There are journeys we plan, and journeys we are called into. After my wife passed nearly three years ago, I became a quiet traveler—wandering, grieving, watching life from a distance. For two years, I drifted. A gypsy in spirit. No roots, no map. Just a compass shaped like longing.
Then, by what some might call accident—or others, divine order—I ended up in Eufaula.
The lake had a calmness I hadn’t felt in years. I settled into a modest home with wide windows and waterlight, thinking it would be a pause in my wandering. But the restlessness remained. I wanted to write. I wanted to belong.
So I walked into the Eufaula Indian Journal. No appointment. No expectations. Just a heart full of hope. I offered my services as a freelance writer, expecting a polite brush-off or maybe a referral. Instead, I met Shauna Bilyeu—editor, publisher, and, as I’ve come to learn, keeper of something far greater than a newspaper.
We spoke for a half hour. I barely remember the words. But I remember the feeling. It was like sitting across from someone I had somehow always known. A quiet familiarity. Her presence radiated calm—not the kind that silences, but the kind that welcomes. I left that meeting with more than permission to write. I left with a thread of purpose.
As weeks passed and stories unfolded, I found myself returning—not just to the paper, but to conversations with Shauna. She would ask about my writing, my thoughts, my past—and somehow always listen between the lines. There was no pretense in her questions. Just genuine attention.
There’s a steady sense of rightness in her company. A peaceful tether I don’t fully understand. Sometimes I wonder if, in some mysterious symmetry of the universe, she carries a spirit familiar to mine.
I once read that Alexander Posey’s wife was named Minnie. When I learned that, the name echoed like a memory I never lived. And I quietly wonder—is it possible? Could she be somehow connected, across time and spirit, to that first muse of Posey’s heart?
Posey was a Creek poet, philosopher, and founder of this very paper. He wrote with grace and wit, with humor and pain. He died far too young, swept away by the river he so often wrote of. And yet, his presence lingers—in the ink of old columns, in the bend of trees leaning over the water, in the silence that surrounds truth.
When I first read his poems, I felt something break open in me. His rhythms. His observations. His solitude. His searching. It all felt eerily familiar. I sometimes wonder if I’ve picked up the pen he left floating in the river that took him. Not as a replacement, but as a continuation. A whisper through time that says, Write. Observe. Belong.
Through Shauna, I began to meet others in Eufaula who seemed lit from the inside out.
Kim Bud Sheryl Jerry Daphanie None of them knew me before. But somehow, all of them see me now.
This town has become something more than a place. It has become a balm. I write regularly for the Journal, capturing the quiet beauty of lives well-lived, the gentle power of kindness, the unnoticed miracles of ordinary days.

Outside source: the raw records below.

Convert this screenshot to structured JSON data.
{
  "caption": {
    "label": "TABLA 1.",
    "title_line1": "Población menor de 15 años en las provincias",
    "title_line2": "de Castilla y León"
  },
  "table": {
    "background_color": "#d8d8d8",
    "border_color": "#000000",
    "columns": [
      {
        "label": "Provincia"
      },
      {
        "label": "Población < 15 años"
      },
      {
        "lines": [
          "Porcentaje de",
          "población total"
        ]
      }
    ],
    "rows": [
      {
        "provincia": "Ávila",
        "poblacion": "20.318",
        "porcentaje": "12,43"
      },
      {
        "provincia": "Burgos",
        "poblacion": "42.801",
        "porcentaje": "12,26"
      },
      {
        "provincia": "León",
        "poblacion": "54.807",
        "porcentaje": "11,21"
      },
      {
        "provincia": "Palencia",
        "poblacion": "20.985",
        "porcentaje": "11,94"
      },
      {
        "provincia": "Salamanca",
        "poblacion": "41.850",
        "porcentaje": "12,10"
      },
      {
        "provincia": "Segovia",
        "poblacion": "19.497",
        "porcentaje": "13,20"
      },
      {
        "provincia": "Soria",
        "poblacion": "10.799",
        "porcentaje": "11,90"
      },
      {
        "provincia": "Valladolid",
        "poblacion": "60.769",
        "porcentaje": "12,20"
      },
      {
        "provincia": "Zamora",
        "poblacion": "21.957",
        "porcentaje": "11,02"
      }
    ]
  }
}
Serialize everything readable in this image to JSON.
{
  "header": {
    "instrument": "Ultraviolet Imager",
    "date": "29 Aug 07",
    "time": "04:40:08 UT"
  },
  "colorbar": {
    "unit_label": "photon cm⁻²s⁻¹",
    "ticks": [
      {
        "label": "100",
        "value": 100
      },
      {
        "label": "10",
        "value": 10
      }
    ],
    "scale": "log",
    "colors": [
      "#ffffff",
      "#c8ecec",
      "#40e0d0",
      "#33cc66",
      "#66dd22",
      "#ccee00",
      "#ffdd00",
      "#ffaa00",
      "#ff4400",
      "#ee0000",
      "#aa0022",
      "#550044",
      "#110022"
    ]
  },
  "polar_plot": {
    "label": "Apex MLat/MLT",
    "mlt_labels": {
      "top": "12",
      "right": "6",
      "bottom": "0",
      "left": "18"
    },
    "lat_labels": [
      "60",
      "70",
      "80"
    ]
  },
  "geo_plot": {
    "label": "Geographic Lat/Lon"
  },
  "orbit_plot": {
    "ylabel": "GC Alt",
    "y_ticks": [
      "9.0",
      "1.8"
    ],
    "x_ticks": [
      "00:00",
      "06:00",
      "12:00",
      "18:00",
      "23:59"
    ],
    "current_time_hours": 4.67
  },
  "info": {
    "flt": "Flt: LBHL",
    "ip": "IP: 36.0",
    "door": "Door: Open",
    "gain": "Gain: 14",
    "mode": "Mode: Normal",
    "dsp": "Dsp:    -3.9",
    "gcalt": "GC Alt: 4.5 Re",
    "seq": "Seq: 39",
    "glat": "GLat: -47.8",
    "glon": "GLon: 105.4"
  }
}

I no longer chase what’s next. I write. I breathe. I listen. And in the act of listening—to people, to nature, to my own grief—I find myself returning. Not to who I was, but to who I’m becoming.
Somewhere between loss and arrival, wandering and stillness, I found my path. Or perhaps, the path found me.
I offer this not as a confession, but as a comfort. To those who have lost, to those who wander, to those who wonder if peace will ever come: it does. It may not roar. It may not announce itself. It may arrive in the form of a newspaper office, a stranger who listens, or a spirit who still writes through you.